Новейшая оптография и призрак Ухокусай | страница 40



– Разумеется, – сказал он вслух.

Но, видно, не слишком убедительно сказал. Во всяком случае, Персефоний секунды две или три внимательно смотрел на него, а потом, очевидно, как-то по-своему истолковав выражение лица Сударого, заявил:

– Когда закончим с повседневными делами, надо обязательно выкроить часок для урока. Не знаю, каков из Пискунова-Модного фехтовальщик, но, учитывая его репутацию, полагаю, что неплохой, хотя едва ли опытный. Так или иначе нелишне будет преподать вам сегодня особенный урок.


Однако народ пословицы недаром складывает: легко сказать, да трудно сделать – это как раз к сегодняшнему дню подходило.

Такого густого наплыва посетителей ателье господина Сударого еще не знало. В первой половине дня еще ничего, только трое господ вполне солидной наружности да один юноша с нигилистической полуулыбкой, а вот к обеденному перерыву началось форменное паломничество. И народ пошел весьма разношерстный.
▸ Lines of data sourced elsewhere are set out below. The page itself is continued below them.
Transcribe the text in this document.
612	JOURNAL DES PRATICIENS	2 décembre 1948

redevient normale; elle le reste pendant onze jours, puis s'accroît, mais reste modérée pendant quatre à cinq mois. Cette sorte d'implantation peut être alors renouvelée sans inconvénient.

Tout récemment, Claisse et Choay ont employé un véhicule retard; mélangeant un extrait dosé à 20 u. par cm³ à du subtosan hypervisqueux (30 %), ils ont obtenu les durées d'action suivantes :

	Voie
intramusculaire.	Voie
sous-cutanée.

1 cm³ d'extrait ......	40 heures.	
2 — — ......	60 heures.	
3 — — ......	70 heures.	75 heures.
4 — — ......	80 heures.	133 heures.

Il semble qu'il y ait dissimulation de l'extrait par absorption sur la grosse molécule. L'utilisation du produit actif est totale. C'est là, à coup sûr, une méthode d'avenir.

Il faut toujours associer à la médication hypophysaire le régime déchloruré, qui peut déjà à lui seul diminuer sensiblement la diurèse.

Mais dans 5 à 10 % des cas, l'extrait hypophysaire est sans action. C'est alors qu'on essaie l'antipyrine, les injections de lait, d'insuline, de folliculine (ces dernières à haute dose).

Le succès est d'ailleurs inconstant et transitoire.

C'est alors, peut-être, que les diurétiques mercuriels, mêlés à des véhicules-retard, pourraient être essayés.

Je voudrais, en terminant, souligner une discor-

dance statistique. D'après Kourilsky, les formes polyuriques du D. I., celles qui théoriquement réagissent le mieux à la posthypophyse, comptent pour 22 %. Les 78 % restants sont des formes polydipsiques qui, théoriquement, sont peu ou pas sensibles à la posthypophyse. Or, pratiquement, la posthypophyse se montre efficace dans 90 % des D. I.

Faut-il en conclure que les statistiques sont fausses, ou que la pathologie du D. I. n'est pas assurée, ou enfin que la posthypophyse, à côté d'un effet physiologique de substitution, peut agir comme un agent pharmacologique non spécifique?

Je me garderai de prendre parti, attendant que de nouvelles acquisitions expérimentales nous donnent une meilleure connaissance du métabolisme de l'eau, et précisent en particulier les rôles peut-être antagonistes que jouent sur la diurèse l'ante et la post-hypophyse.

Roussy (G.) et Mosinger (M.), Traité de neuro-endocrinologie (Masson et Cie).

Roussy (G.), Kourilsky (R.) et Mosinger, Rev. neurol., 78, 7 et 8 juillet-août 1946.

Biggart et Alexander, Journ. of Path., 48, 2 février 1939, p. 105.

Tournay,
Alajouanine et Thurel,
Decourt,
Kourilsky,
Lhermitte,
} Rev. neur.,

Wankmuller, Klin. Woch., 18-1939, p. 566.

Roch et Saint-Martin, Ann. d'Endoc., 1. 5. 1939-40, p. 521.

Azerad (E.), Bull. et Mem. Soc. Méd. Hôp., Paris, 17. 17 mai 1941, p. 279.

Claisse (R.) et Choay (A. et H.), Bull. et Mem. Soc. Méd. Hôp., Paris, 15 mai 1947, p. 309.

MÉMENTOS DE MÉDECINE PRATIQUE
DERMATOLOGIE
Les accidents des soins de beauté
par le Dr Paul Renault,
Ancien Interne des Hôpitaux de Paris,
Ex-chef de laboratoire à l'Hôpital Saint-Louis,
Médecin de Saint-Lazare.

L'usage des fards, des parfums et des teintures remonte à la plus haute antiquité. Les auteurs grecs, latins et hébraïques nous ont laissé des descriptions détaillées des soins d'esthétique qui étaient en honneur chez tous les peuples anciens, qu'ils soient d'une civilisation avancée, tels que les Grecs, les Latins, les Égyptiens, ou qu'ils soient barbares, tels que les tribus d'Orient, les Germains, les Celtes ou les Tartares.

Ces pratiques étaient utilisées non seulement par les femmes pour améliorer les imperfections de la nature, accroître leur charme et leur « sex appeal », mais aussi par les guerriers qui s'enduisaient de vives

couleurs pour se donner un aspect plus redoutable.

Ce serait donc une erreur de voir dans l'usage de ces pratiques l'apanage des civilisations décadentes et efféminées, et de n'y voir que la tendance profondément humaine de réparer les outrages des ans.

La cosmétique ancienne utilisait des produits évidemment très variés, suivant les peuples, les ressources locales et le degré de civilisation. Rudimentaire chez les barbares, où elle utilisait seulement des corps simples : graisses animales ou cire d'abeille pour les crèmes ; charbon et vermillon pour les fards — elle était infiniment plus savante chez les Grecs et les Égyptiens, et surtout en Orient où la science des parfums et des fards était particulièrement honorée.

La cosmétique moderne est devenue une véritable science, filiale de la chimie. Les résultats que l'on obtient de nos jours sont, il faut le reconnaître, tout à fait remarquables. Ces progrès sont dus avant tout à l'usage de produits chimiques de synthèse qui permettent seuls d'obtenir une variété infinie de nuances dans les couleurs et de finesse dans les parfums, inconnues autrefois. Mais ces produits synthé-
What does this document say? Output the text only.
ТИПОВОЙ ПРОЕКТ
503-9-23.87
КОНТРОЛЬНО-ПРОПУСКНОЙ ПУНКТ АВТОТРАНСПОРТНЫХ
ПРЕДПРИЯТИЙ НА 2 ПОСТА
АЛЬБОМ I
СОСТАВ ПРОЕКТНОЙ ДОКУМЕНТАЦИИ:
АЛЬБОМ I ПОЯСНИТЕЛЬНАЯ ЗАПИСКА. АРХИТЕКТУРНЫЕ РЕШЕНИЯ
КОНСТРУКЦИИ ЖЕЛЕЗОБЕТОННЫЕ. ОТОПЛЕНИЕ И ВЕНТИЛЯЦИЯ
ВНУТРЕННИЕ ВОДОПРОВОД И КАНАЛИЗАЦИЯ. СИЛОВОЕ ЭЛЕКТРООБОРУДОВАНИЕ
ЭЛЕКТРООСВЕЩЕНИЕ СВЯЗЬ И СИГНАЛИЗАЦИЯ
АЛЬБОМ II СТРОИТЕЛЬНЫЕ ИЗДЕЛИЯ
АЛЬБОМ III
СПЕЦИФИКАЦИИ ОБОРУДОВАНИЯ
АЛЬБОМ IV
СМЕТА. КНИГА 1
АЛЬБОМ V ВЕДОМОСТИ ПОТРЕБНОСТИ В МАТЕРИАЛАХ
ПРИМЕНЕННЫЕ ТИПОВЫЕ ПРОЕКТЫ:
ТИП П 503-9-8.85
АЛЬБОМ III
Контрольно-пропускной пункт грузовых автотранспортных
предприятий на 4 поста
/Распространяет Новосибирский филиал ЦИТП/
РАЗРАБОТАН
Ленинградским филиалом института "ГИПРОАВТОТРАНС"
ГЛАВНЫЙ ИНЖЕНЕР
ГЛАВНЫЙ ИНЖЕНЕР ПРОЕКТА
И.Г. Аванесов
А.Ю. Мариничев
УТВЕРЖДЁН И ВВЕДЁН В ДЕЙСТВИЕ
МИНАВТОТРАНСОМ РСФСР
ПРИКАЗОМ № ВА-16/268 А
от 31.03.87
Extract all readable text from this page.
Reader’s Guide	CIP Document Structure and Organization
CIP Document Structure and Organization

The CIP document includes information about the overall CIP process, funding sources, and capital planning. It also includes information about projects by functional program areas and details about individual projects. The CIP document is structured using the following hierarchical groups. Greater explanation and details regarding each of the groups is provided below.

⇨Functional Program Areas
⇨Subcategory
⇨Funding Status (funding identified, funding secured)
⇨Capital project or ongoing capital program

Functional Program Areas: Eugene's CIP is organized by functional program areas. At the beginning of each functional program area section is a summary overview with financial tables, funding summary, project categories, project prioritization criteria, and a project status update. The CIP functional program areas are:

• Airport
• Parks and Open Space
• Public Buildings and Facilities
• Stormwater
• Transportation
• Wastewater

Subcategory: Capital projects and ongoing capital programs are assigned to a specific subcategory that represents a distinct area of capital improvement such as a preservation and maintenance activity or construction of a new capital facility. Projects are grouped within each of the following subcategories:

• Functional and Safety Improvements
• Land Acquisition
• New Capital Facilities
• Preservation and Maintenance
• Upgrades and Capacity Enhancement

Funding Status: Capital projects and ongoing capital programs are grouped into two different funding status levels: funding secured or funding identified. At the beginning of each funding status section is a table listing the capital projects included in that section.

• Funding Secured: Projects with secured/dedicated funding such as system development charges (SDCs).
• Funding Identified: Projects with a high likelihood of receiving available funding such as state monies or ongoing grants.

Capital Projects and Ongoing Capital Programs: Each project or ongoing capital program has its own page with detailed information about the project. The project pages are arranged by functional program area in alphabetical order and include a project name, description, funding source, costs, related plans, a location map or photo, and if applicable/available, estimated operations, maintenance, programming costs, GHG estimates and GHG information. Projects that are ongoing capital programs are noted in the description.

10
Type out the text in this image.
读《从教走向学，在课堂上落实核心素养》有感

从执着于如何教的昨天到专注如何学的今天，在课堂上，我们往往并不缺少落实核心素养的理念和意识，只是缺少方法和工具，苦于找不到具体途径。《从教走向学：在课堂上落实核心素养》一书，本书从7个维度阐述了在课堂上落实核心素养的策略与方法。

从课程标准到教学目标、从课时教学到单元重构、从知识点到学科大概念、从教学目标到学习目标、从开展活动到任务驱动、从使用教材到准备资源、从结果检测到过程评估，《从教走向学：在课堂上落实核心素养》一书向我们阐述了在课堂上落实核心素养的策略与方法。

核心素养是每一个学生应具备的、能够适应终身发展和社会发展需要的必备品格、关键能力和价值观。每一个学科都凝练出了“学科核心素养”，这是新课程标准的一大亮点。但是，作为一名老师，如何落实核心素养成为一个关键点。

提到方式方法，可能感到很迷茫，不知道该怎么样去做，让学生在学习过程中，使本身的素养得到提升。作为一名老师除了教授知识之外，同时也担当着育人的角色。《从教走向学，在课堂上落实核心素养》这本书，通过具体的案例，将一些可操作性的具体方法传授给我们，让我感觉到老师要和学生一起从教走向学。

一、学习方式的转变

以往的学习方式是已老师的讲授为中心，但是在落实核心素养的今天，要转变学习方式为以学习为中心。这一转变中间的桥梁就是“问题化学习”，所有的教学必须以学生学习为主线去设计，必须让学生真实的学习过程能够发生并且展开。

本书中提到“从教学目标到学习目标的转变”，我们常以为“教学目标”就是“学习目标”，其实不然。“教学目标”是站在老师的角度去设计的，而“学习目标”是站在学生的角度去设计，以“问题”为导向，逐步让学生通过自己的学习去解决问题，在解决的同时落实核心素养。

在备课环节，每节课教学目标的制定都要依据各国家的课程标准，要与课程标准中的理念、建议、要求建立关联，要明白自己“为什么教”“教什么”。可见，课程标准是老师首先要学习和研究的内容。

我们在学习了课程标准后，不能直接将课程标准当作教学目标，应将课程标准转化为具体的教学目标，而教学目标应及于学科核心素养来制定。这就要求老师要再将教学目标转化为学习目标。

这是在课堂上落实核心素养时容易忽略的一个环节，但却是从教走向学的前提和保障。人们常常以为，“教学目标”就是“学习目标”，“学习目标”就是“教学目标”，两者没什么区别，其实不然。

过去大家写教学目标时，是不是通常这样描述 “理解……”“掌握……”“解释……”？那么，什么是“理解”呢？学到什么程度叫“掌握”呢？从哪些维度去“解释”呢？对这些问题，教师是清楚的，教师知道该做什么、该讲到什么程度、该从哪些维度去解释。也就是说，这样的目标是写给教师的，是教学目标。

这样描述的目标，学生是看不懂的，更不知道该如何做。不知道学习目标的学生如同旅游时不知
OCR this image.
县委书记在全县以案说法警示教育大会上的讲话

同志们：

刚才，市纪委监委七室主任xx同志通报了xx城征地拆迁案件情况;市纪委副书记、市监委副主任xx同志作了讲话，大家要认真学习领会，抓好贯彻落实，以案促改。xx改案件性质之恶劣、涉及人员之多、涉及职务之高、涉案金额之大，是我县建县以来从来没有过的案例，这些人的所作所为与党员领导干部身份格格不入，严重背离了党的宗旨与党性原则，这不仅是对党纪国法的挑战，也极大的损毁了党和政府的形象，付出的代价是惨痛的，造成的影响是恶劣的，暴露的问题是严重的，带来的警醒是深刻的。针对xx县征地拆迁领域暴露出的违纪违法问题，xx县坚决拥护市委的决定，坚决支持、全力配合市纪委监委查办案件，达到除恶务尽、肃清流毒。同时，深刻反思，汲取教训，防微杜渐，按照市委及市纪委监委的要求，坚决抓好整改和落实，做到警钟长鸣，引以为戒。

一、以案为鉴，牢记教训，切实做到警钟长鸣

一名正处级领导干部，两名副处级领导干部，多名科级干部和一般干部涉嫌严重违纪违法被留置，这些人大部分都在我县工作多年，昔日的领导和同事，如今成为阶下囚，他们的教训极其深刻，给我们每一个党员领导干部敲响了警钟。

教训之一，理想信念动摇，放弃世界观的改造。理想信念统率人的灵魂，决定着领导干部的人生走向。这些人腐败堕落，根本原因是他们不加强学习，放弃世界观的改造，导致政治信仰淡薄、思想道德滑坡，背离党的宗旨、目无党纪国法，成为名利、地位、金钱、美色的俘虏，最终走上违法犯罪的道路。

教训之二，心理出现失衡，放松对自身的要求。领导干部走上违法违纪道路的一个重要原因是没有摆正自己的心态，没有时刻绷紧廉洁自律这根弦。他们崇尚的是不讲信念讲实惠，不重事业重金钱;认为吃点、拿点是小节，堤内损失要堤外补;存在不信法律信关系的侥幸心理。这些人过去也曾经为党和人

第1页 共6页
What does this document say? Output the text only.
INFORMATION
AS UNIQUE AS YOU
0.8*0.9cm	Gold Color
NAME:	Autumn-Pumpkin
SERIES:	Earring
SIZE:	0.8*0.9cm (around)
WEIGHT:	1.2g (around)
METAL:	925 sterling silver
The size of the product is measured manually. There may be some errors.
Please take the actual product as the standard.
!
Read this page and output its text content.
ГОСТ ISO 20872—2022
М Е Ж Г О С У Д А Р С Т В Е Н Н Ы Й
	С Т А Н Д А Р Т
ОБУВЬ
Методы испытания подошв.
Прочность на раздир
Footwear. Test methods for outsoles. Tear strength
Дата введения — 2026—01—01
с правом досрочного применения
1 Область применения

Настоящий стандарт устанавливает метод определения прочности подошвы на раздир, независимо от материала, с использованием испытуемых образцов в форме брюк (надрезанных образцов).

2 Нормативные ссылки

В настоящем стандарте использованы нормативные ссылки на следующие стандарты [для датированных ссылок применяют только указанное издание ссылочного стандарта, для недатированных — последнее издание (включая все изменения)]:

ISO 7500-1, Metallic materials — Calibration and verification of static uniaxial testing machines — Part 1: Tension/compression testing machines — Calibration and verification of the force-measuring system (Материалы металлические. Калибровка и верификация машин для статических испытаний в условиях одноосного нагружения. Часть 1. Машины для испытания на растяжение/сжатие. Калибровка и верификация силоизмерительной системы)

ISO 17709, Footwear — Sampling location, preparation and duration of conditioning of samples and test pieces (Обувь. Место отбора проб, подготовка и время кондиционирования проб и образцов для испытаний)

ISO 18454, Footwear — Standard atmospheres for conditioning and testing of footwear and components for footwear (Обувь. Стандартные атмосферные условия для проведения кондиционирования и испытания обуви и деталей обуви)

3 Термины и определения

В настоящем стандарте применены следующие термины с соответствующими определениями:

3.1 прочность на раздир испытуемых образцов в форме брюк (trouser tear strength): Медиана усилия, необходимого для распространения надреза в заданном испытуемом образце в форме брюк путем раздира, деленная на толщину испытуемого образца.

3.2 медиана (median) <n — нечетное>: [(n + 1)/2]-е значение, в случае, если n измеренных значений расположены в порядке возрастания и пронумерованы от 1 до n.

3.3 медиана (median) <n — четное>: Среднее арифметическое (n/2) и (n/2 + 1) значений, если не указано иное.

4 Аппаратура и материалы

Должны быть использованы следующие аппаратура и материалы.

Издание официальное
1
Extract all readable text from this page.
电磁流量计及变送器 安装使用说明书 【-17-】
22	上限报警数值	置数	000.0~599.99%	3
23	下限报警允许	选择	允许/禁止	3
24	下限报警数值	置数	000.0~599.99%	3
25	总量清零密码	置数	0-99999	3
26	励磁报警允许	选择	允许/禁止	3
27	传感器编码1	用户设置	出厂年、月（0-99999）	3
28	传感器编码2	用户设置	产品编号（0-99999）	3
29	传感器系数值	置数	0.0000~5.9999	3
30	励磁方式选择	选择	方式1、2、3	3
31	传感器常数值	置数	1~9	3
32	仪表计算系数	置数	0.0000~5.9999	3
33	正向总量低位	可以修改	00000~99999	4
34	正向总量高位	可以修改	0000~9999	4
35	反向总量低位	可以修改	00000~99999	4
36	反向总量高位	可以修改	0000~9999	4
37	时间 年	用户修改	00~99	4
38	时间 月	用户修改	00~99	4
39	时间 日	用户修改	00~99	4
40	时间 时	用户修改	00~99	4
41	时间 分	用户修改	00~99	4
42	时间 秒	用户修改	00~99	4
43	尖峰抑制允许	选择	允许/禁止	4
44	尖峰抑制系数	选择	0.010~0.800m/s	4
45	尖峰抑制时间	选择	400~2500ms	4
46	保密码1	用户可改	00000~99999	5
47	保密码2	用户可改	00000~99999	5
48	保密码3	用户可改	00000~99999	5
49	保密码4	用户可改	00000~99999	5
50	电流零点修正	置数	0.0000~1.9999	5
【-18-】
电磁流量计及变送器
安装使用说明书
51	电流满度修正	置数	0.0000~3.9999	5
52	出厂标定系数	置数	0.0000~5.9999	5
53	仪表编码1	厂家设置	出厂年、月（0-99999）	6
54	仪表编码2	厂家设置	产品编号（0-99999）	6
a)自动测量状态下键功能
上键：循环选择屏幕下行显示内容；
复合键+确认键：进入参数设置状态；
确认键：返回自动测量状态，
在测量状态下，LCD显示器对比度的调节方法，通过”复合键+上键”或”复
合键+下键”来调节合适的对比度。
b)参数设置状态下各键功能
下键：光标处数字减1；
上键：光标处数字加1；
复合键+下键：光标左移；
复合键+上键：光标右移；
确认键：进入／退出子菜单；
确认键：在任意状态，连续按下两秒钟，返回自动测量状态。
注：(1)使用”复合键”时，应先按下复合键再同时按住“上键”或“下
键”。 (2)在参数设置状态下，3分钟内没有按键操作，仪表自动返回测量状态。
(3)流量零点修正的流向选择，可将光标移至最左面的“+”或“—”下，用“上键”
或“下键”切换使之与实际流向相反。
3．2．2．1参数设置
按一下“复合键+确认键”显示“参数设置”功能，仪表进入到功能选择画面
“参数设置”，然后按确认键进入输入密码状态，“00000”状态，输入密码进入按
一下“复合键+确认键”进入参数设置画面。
Были господин судья с письмоводителем и господин начальник акциза, а также старейший упырь губернии, уже который век успешно переизбиравшийся старшиной ночных племен. Был околоточный надзиратель. Был настоятель храма отец Неходим. Была сдержанно-шумная компания из трех молоденьких барышень с загадочными глазами и при сердитых няньках. Были две весьма экзальтированные дамы без спутников.

Были потом сразу трое юношей с нигилистическими лицами, а при них еще один, с лицом совсем уж глумливым, и какая-то развязная девица с личиком миленьким, но глупеньким.

А кроме них было не менее дюжины представителей народу разночинного и вообще разномастного, включая уличных мальчишек, которых мрачневшему с каждой минутой Персефонию пришлось просто выставить за дверь.

Все нарочито интересовались оптографией – и куда ж деваться, приходилось каждому рассказывать об этом искусстве, о работе ателье, показывать образцы в альбомах. Персефоний и Вереда сбились с ног, у Сударого кружилась голова, а практический результат всей этой суеты сводился в общем-то к нулю: портретами обзавестись пожелали только экзальтированные дамы.

В конце концов даже Непеняю Зазеркальевичу закрались в голову кое-какие подозрения, которые лишь укрепились, когда Персефоний, улучив минутку, шепнул ему на ухо:

– Скверно, очень скверно все складывается…

Упырь был зол. История и правда оборачивалась скверно, только думал он больше не о Сударом и не о себе (хотя уж ему-то, на поруки из каталажки отпущенному, от всяческих скверных историй следовало бежать как от огня). Нет, в голове другое засело.